Home spaces like the Highwind from Final Fantasy VII, The SSV Normandy from Mass Effect and the camp from 'Dragon Age: Origins', are essential narrative locations that playable characters all meet at. In party-based RPG's like these, the home hub is a gathering place for all the party to interact. Oftentimes in these games it is rare for the player to have their entire roster in action, so having the chance to interact with them on peaceful ground is a good rapport building mechanism. Players have the chance to unwind in a relatively peaceful area and assume the role of team leader like the game implies that you are.

Finally, there the types of hubs the players visit in Massively Multiplayer Online Roleplaying games. MMORPG's have player hubs that fulfill vastly different roles than other games, for no other reason then the fact that they are online experiences. It is harder to find a quiet spot for yourself in an MMO and that's not what these kinds of hubs are designed for. In MMO's, these spaces are used for a variety of different purposes both designed and adopted. Sometimes they exist for ease of access between different activities or world spaces and they sometimes they are utilized as meet spots between players. MMO hubs are supposed to serve as a sort of communal lounge, or a clubhouse, where a variety of people meet and interact with each other in a casual space without the stress of min-maxing, monster fighting or mob grinding to interrupt.

Due to their communal nature, MMO Hubs generally take the form of communal areas like the city in Neverwinter or the fleet in The Old Republic. In Neverwinter, the hub space allows for players to meet vendors, quest givers, craftsmen and all manner of useful functions. All of these could potentially be replaced by menu's but, similar to the GUI replacement hubs, the 3d environment is more fun and immersive .The Old Republic's fleet has a more practical role, it serves as the nexus point between all of your adventures. Whilst, yes, the bulk of your travels will be conducted from the player's ship; the fleet is the location from which players will connect with a vast majority of the community events and endgame content. Raids, events and boss-slaying parties are all conducted or built from the decks of the fleet.

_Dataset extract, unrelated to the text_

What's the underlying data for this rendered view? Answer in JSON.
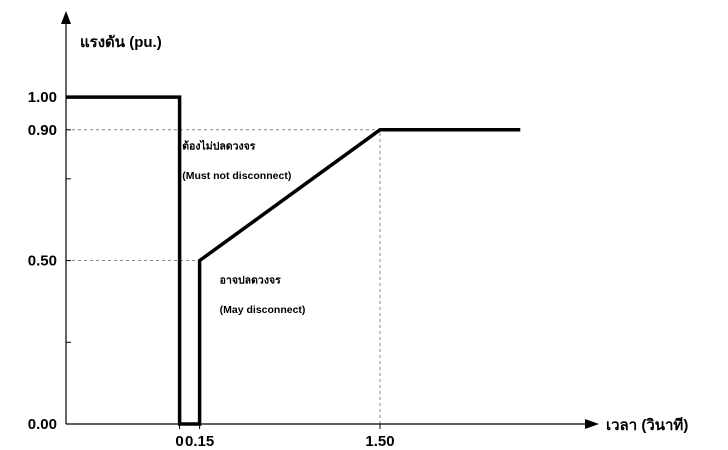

Player hubs and homes are one of the small, but appreciated touches that we find in games. They are one of the individual elements that add up to create a believable world for the audience to interact with. That is why we see them represented so often in modern games, especially in RPG's. Video game's are a much more involved venture then movies or books meaning that the creators often have to go that extra mile in order to keep the player attached. Anyone who has given up on a hundred hour RPG knows the struggle to stay interested all too well. Immersion and context are the lynch pin that, when executed well, gives the player the reason to stick around for the long haul. Some may think the presentation of something as universal as a hub seems insignificant to that equation, but you'll often find that small details are all the more meaningful than the large set-pieces when it comes to keeping players happy. Keep your end-of-the-world threats and your eardrum shattering explosions, I just want a place to lay my head.